LAS VEGAS – It wasn’t quite Kyle Busch’s day in the desert, but ending Sunday’s 400-mile event as the runner-up was a quencher to kick-start NASCAR’s West Coast swing.
The Joe Gibbs Racing driver jumped 11 spots over the course of Sunday’s race to secure his sixth top-five finish in front of his hometown crowd at Las Vegas Motor Speedway. It wasn’t the smoothest of rides for the No. 18 team, but finding a rhythm is something Busch and his crew chief Adam Stevens have nearly perfected since joining forces in 2015.
“We just didn’t have it early on, just super, super loose, but Adam and the guys made some great adjustments to flip that and be on the tight side for the majority of the rest of the day,” Busch told the media after the race. “But at least it was driveable and we could start making some passes and making some gains on people, especially on long runs when they would get loose, our car would kind of come to life and be super-fast, probably Lap 20 on into a run.
“There was no catching that 4 (of Kevin Harvick), he was on rails today and lights out. I don’t know what we need to do to catch up and get better like those guys, but certainly we have some work to do.”
After a frustrating 25th-place finish at Daytona to open up the 2018 season, Busch followed it up with a gritty seventh-place run at Atlanta. With a second-place showing now in the back of his pocket, the only thing left to do is win.
And Friday’s Camping World Truck Series winner hopes that the lessons learned from the weekend will help the team in a potential playoff run in September, when the Monster Energy NASCAR Cup Series returns to Las Vegas to open the postseason. This year marks the first time in the sport’s history that the speedway will host two races in a season.
“I think the biggest takeaway is just the way the race kind of transitioned,” he said. “It was a 400-mile race.

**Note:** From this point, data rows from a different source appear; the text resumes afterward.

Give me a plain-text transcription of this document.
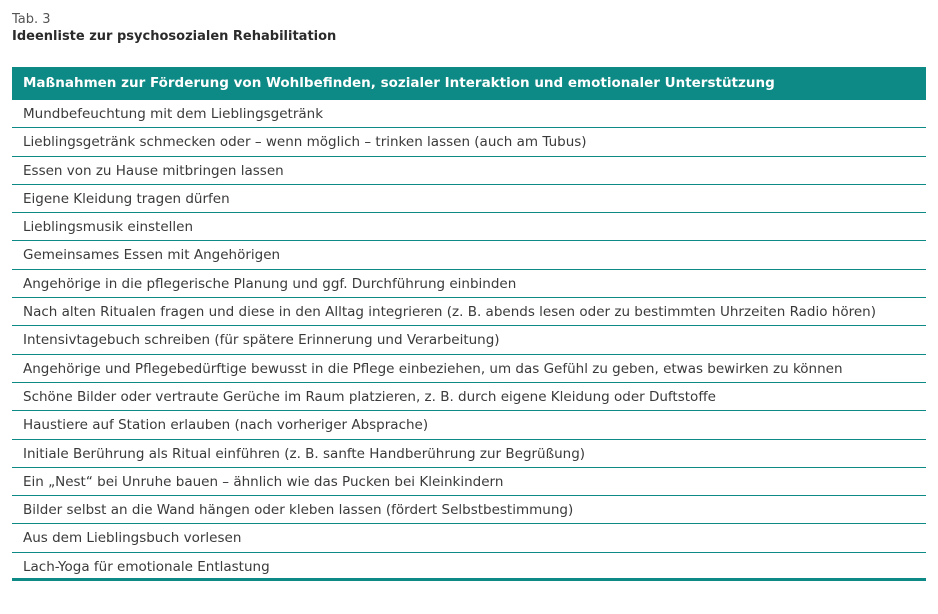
Tab. 3
Ideenliste zur psychosozialen Rehabilitation
Maßnahmen zur Förderung von Wohlbefinden, sozialer Interaktion und emotionaler Unterstützung
Mundbefeuchtung mit dem Lieblingsgetränk
Lieblingsgetränk schmecken oder – wenn möglich – trinken lassen (auch am Tubus)
Essen von zu Hause mitbringen lassen
Eigene Kleidung tragen dürfen
Lieblingsmusik einstellen
Gemeinsames Essen mit Angehörigen
Angehörige in die pflegerische Planung und ggf. Durchführung einbinden
Nach alten Ritualen fragen und diese in den Alltag integrieren (z. B. abends lesen oder zu bestimmten Uhrzeiten Radio hören)
Intensivtagebuch schreiben (für spätere Erinnerung und Verarbeitung)
Angehörige und Pflegebedürftige bewusst in die Pflege einbeziehen, um das Gefühl zu geben, etwas bewirken zu können
Schöne Bilder oder vertraute Gerüche im Raum platzieren, z. B. durch eigene Kleidung oder Duftstoffe
Haustiere auf Station erlauben (nach vorheriger Absprache)
Initiale Berührung als Ritual einführen (z. B. sanfte Handberührung zur Begrüßung)
Ein „Nest“ bei Unruhe bauen – ähnlich wie das Pucken bei Kleinkindern
Bilder selbst an die Wand hängen oder kleben lassen (fördert Selbstbestimmung)
Aus dem Lieblingsbuch vorlesen
Lach-Yoga für emotionale Entlastung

The race when we come back here in the fall/late summer is going to be a 400-mile race, so the adjustments in the things that we were making today are definitely going to be useful for what’s going to happen when we come back. … Just learning how the track kind of moved around and the different lines that we were all running and stuff, it seemed like you can go about anywhere on the race track.
“You know, again, this place has finally kind of aged a little bit where you can move all around and all over, and it’s no longer one of those new repaves, so it feels pretty good.”